Barth is discussing the science of dogmatics as having a middle role to that of explication and application (or exegesis and practical theology).

In light of these words I found myself asking:

What kind of ‘dogmatic attitude  that is critical, but not sceptically negative’[iii]  towards this proclamation by PCUSA would be considered a healthy response?

How much of God’s Word is reflected purely through the human word?

Does God even exists in these decisions?

I also wonder if, in some aspects, Barth’s idea of preaching as being a ‘selfless word’[iv] is an indictment against this kind of proclamation. In this respect could such decisions rightly be considered as being a ‘selfish word’ and therefore false proclamation?

As with a lot of discussions about homosexual “marriage”, there are more questions than answers.
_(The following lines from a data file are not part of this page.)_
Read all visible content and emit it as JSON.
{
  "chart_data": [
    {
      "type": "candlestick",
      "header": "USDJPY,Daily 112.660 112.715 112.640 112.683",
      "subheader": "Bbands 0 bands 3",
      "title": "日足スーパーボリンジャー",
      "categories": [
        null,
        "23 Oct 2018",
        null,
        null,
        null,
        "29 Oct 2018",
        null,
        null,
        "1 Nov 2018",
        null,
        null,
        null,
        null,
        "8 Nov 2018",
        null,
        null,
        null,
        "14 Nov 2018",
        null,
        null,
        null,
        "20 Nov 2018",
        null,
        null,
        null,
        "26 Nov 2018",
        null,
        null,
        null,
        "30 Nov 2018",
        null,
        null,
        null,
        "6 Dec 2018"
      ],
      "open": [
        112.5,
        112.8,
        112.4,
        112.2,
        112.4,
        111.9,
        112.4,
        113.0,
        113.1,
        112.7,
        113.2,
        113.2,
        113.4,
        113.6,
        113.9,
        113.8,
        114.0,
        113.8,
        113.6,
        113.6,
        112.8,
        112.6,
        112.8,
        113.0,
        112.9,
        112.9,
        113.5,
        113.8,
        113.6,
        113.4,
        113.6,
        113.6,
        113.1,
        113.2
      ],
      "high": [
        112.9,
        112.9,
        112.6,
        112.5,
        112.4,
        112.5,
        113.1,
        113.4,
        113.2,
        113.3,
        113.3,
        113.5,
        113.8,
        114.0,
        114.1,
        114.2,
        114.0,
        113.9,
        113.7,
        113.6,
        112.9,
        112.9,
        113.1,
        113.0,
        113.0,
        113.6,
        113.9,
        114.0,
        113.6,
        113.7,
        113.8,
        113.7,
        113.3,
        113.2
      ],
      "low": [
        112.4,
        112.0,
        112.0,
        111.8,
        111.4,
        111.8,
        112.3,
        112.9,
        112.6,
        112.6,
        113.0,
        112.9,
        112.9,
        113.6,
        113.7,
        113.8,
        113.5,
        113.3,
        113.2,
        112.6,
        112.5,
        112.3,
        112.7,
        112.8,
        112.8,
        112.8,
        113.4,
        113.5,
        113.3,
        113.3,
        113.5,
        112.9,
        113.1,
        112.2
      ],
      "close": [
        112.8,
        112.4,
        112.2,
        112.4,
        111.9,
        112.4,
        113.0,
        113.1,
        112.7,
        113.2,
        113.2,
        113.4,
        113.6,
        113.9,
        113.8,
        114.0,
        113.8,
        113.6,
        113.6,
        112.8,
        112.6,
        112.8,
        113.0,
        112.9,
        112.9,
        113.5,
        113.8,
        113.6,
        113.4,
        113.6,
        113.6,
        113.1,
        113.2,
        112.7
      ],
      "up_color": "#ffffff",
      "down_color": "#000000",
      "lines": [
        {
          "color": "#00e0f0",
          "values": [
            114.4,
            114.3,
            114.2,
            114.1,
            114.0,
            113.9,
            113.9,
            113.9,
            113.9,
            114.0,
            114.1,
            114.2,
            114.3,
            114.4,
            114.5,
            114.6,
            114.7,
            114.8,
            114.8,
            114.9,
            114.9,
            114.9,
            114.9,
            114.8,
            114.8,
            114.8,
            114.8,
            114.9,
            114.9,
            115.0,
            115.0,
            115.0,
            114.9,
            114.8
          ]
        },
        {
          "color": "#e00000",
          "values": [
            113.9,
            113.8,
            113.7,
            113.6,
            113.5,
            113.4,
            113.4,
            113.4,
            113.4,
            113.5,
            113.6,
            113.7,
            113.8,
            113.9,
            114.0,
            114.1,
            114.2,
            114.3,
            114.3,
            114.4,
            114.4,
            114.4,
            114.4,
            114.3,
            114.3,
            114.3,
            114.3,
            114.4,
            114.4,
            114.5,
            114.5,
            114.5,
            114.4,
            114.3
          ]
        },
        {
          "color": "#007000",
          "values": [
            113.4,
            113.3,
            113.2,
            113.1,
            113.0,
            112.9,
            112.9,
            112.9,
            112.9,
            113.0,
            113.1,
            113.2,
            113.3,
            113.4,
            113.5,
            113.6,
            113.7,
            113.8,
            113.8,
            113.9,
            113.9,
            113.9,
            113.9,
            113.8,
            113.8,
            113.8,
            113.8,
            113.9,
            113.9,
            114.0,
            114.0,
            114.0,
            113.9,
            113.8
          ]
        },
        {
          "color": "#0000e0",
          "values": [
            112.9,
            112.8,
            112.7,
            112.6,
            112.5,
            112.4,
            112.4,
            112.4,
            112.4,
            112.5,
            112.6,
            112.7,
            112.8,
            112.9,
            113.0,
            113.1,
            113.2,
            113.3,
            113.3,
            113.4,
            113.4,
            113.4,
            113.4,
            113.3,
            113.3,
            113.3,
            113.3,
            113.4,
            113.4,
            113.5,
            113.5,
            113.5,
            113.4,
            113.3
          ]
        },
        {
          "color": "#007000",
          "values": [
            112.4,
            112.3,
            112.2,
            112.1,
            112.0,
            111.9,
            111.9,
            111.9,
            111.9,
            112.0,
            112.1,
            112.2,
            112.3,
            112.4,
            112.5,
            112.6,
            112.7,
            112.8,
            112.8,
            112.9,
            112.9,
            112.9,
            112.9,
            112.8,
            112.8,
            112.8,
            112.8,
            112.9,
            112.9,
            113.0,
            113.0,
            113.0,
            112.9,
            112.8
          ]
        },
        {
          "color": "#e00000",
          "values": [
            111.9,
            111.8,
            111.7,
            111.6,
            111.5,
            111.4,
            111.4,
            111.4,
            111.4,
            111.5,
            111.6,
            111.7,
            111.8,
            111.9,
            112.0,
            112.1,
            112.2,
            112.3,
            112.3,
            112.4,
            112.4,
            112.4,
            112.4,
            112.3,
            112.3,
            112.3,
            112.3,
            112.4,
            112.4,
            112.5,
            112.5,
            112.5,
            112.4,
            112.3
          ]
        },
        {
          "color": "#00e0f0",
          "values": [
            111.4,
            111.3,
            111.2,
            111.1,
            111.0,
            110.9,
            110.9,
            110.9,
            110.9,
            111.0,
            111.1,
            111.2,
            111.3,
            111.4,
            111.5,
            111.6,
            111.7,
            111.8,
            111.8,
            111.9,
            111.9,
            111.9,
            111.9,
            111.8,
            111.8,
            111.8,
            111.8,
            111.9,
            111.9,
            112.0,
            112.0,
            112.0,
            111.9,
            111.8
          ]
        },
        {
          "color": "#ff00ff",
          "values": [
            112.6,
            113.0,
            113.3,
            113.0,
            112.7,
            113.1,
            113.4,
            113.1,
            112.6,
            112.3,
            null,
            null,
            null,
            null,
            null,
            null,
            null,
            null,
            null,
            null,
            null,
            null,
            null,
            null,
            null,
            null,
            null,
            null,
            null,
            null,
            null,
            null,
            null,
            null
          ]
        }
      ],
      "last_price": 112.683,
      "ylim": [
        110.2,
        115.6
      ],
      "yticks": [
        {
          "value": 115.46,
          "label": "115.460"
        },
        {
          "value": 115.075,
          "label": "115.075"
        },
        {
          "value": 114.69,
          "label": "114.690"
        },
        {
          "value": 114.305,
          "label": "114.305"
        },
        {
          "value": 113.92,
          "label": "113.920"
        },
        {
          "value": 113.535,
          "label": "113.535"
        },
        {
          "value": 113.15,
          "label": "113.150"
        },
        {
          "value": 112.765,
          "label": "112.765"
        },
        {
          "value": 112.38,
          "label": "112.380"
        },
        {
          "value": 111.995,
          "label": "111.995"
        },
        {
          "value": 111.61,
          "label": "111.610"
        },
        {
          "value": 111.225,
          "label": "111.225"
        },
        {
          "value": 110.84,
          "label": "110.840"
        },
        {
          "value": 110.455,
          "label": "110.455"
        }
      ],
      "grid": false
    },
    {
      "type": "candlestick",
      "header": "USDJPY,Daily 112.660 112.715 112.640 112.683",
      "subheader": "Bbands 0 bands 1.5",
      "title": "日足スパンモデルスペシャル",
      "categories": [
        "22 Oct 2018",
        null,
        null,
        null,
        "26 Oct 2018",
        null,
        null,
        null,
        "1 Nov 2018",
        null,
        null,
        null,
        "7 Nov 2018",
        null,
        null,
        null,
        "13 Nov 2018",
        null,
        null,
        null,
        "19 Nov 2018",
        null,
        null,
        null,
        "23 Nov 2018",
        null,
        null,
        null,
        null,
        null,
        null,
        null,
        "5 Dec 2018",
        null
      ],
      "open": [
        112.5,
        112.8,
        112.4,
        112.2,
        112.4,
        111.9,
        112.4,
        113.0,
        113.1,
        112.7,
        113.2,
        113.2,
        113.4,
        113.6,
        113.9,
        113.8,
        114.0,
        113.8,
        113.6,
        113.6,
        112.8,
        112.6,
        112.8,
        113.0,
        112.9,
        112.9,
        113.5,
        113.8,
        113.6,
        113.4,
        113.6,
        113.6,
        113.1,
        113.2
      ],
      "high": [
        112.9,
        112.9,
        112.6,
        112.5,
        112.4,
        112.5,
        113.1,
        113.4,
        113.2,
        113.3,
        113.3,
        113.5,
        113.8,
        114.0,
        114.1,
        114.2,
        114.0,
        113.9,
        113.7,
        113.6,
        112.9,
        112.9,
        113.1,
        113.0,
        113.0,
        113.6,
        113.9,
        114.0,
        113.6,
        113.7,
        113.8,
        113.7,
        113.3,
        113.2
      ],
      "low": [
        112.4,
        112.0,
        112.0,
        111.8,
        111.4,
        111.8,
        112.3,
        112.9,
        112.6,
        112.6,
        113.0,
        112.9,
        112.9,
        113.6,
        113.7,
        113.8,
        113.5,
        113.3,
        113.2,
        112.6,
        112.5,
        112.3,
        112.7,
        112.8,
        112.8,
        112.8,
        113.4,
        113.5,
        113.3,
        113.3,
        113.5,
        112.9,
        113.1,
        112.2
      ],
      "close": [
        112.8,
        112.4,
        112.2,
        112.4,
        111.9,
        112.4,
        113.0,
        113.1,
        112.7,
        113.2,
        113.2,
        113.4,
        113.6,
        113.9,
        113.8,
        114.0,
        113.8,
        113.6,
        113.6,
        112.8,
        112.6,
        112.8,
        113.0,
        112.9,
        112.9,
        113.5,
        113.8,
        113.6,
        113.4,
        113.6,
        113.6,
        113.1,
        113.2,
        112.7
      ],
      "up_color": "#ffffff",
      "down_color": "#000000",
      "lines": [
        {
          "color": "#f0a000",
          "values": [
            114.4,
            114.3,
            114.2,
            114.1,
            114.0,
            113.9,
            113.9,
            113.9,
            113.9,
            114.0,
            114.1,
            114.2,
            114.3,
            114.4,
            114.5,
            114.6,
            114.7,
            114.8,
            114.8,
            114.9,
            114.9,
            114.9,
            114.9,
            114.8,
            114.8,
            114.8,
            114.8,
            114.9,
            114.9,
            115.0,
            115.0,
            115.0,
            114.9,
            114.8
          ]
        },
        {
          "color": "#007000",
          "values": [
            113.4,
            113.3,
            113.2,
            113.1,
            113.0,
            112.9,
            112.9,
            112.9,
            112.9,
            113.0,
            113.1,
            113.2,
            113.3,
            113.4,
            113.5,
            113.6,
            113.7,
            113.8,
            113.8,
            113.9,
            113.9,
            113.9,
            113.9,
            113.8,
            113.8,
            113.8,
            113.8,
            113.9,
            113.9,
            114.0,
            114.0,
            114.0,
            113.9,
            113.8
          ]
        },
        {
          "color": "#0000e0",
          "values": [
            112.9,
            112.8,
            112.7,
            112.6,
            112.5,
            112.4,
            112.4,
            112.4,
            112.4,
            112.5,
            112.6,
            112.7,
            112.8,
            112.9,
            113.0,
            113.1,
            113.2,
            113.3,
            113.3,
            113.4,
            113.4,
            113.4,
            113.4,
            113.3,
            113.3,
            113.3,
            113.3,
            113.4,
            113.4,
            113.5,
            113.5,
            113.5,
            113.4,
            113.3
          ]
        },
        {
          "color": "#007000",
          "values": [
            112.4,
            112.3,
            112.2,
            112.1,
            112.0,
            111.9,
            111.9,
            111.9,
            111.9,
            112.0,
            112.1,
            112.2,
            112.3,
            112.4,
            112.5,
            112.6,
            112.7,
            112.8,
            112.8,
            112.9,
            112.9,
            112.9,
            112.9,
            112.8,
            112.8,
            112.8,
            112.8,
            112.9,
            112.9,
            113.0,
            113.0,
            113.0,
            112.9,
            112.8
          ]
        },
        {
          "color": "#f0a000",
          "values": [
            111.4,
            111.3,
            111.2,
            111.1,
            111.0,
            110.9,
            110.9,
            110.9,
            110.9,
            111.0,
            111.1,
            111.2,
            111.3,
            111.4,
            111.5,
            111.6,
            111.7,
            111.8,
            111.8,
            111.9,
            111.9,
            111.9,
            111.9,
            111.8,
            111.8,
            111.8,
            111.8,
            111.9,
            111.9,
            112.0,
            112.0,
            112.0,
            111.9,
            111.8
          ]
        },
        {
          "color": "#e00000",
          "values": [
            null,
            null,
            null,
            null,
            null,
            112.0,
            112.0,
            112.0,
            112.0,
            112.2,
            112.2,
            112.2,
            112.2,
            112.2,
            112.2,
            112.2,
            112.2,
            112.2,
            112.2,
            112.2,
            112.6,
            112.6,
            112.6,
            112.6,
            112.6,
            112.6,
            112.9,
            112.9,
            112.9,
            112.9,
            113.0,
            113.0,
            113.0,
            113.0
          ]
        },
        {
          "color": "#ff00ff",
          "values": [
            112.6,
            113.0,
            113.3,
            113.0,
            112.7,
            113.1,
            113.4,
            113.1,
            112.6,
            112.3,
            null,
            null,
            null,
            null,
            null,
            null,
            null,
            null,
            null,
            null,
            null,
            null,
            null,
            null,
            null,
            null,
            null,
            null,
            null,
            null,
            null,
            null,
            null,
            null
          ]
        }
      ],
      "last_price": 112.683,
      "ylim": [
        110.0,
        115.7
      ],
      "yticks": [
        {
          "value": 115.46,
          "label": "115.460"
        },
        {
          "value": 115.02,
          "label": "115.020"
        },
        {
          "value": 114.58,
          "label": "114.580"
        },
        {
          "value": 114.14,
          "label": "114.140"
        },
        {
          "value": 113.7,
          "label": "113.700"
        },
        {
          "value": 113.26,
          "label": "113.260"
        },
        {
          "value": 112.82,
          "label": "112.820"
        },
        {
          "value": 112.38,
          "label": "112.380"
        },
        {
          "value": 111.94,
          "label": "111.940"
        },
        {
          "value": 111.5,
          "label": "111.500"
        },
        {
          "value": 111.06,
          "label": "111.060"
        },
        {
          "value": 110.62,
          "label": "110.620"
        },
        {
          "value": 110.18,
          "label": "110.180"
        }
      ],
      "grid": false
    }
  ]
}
That said, we’ll know sooner or later how this all pans out for the Church. Simply because consequences determine the wisdom of our actions (Jesus, Luke 7:35 paraphrased)


[i] link:
[ii] Barth, K. 1938 Church Dogmatics: The Doctrine of The Word of God I.II Hendrickson Publishers 2010
[iii] Ibid, p.775
[iv] Ibid, p.764

4 thoughts on “Consequences Determine the Wisdom of Our Actions

  1. Kevin Davis says:

    Barth’s point about how the church has “perhaps rejected grace” in her proclamation is exactly the worry that my pastor expressed to me last year, during one of our many conversations about this.

    As he articulated it, the mainline (oldline) churches are unwilling to call people to radical discipleship, because they no longer believe that the grace of God is sufficient. It is incomprehensible, for those who imbibe our culture, to tell someone that he must be chaste for the rest of his life, as is the case with those who are fixed in their same-sex attraction. An evangelical like Wesley Hill (whose book, Washed and Waiting, I highly recommend) is the true minority: a gay evangelical who accepts the teaching of the church catholic, living chaste and pursuing meaningful friendships and service in the church. He is the first to tell you how difficult this is, but the church is required to do difficult things — and to proclaim difficult truths. The PCUSA is unwilling to do that, in a vain attempt to receive the embrace of the culture.

    Liked by 1 person

    1. Rod Lampard says:

      I often wonder if the real issue is about misogyny and misandry. Trends leading society away from relationships that are based on freedom and reconciliation into darker forms of gender segregation. The question then is, does that mean the quest for “freedom” here is false – not unlike the issues addressed in N.Hawthorn’s ‘Celestial Railroad’ vs Bunyan’s ‘Christian’ in the Pilgrims Progress?


      1. Kevin Davis says:

        I do see both an intensification of misogyny and misandry as the (albeit unintended) consequence of feminist constructivism within the last 50 years. It is a “freedom” predicated upon the control and manipulation of power, which is understandable given its secular/materialist basis in postmodern theory.

        Unfortunately, I cannot comment on Hawthorn’s Celestial Railroad since I have never read it.